I have no idea why I’m not in jail right now. It was a close shave, it really was.
I was walking down the street at about 6.15 on Friday evening, when I noticed a police car driving slowly towards me. It pulled up to the kerb, and I experienced a small frisson of excitement as a 20-something policeman leapt smartly from the car and bounded up onto the sidewalk. I was brought up to believe that the police were on my side, and, as a frequently demonstrating student in the 60’s and 70’s never felt able to yell “pigs” at them like the rest of my friends. I lost some street cred thereby, but…
Which is my way of saying that I was perfectly prepared to help this policeman if I could. He looked me sternly in the eye (he wasn’t very tall).
“Ma’am, were you at the Citgo station earlier today?”
He must have noticed my blank expression (I was trying to remember which of the many local gas stations was the Citgo) because he pointed in a westerly direction, and said “The one on the corner of the Post Road and Pine Creek.”

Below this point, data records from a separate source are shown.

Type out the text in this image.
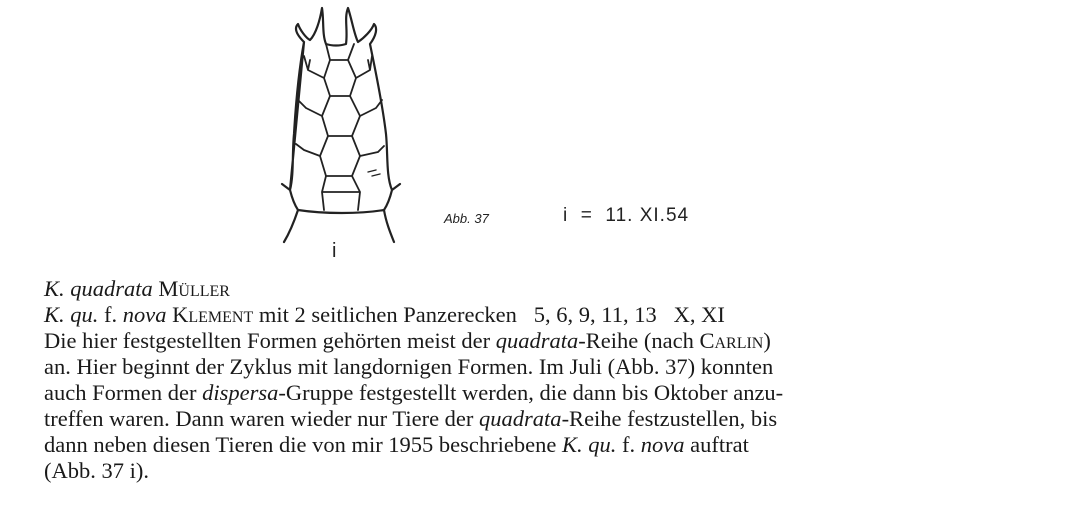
i
Abb. 37	i  =  11. XI.54
K. quadrata Müller
K. qu. f. nova Klement mit 2 seitlichen Panzerecken 5, 6, 9, 11, 13 X, XI
Die hier festgestellten Formen gehörten meist der quadrata-Reihe (nach Carlin)
an. Hier beginnt der Zyklus mit langdornigen Formen. Im Juli (Abb. 37) konnten
auch Formen der dispersa-Gruppe festgestellt werden, die dann bis Oktober anzu-
treffen waren. Dann waren wieder nur Tiere der quadrata-Reihe festzustellen, bis
dann neben diesen Tieren die von mir 1955 beschriebene K. qu. f. nova auftrat
(Abb. 37 i).
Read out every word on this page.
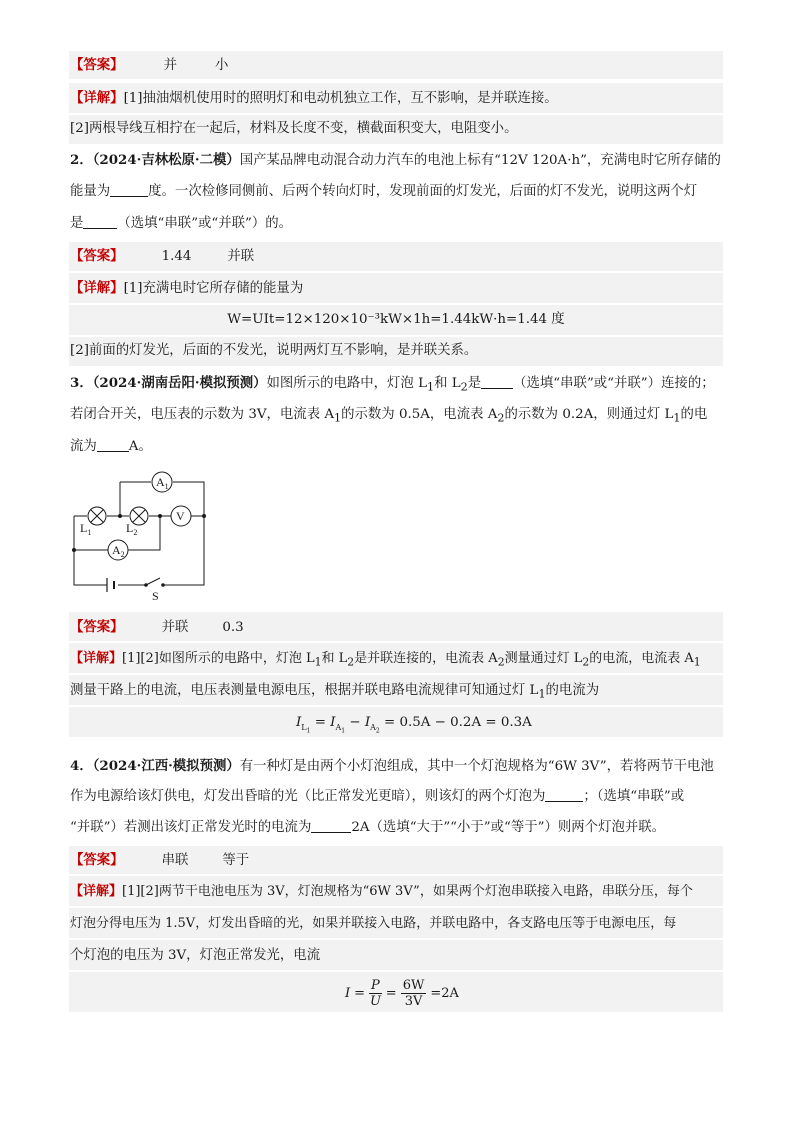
【答案】	并	小
【详解】[1]抽油烟机使用时的照明灯和电动机独立工作，互不影响，是并联连接。
[2]两根导线互相拧在一起后，材料及长度不变，横截面积变大，电阻变小。
2．（2024·吉林松原·二模）国产某品牌电动混合动力汽车的电池上标有“12V 120A·h”，充满电时它所存储的
能量为	度。一次检修同侧前、后两个转向灯时，发现前面的灯发光，后面的灯不发光，说明这两个灯
是	（选填“串联”或“并联”）的。
【答案】	1.44	并联
【详解】[1]充满电时它所存储的能量为
W=UIt=12×120×10⁻³kW×1h=1.44kW·h=1.44 度
[2]前面的灯发光，后面的不发光，说明两灯互不影响，是并联关系。
3．（2024·湖南岳阳·模拟预测）如图所示的电路中，灯泡 $L_1$和 $L_2$是 （选填“串联”或“并联”）连接的；
若闭合开关，电压表的示数为 3V，电流表 $A_1$的示数为 0.5A，电流表 $A_2$的示数为 0.2A，则通过灯 $L_1$的电
流为 A。
$A_1$
V
$A_2$
$L_1$	$L_2$
S
【答案】	并联	0.3
【详解】[1][2]如图所示的电路中，灯泡 $L_1$和 $L_2$是并联连接的，电流表 $A_2$测量通过灯 $L_2$的电流，电流表 $A_1$
测量干路上的电流，电压表测量电源电压，根据并联电路电流规律可知通过灯 $L_1$的电流为
$I_{L_1} = I_{A_1} - I_{A_2} = 0.5A - 0.2A = 0.3A$
4．（2024·江西·模拟预测）有一种灯是由两个小灯泡组成，其中一个灯泡规格为“6W 3V”，若将两节干电池
作为电源给该灯供电，灯发出昏暗的光（比正常发光更暗），则该灯的两个灯泡为	；（选填“串联”或
“并联”）若测出该灯正常发光时的电流为	2A（选填“大于”“小于”或“等于”）则两个灯泡并联。
【答案】	串联	等于
【详解】[1][2]两节干电池电压为 3V，灯泡规格为“6W 3V”，如果两个灯泡串联接入电路，串联分压，每个
灯泡分得电压为 1.5V，灯发出昏暗的光，如果并联接入电路，并联电路中，各支路电压等于电源电压，每
个灯泡的电压为 3V，灯泡正常发光，电流
$I = \frac{P}{U} = \frac{6W}{3V} =2A$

Mais oui, I admitted. I had been there at around 12.30 earlier that day, walking through the forecourt as a shortcut to my hairdresser’s where I had a 12.30 appointment. My women readers will understand that no matter how late I may be for other less important events like plane trips and oil changes, I wouldn’t dare be late for my hairdresser.
I explained this to the policeman, who began to look a bit distracted after a few minutes of my clarifications. He cut me off suddenly.
“Do you smoke?”
“Not for 40 years,” I said, wondering whether he was going to offer me a cigarette.
The policeman didn’t offer me a cigarette, nor did he look particularly convinced.
“Would you like to sniff my coat?” I asked. “If I smoked you’d be able to tell.” I was trying to be helpful. He shook his head.
“I need to see your ID, please. The point is, that a woman matching your description was seen stealing a packet of cigarettes from that very same gas station at about 12.40 today.”
I opened my mouth to explain again about the 12.30 appointment and the hair but he suddenly changed his interrogation tactics.
“Where do you live?” he asked.
I pointed down the street.
“Paul Place,” I said.
“Oh, ho,” he said, or he would have if he’d had proper training. “That’s pretty close to that gas station.”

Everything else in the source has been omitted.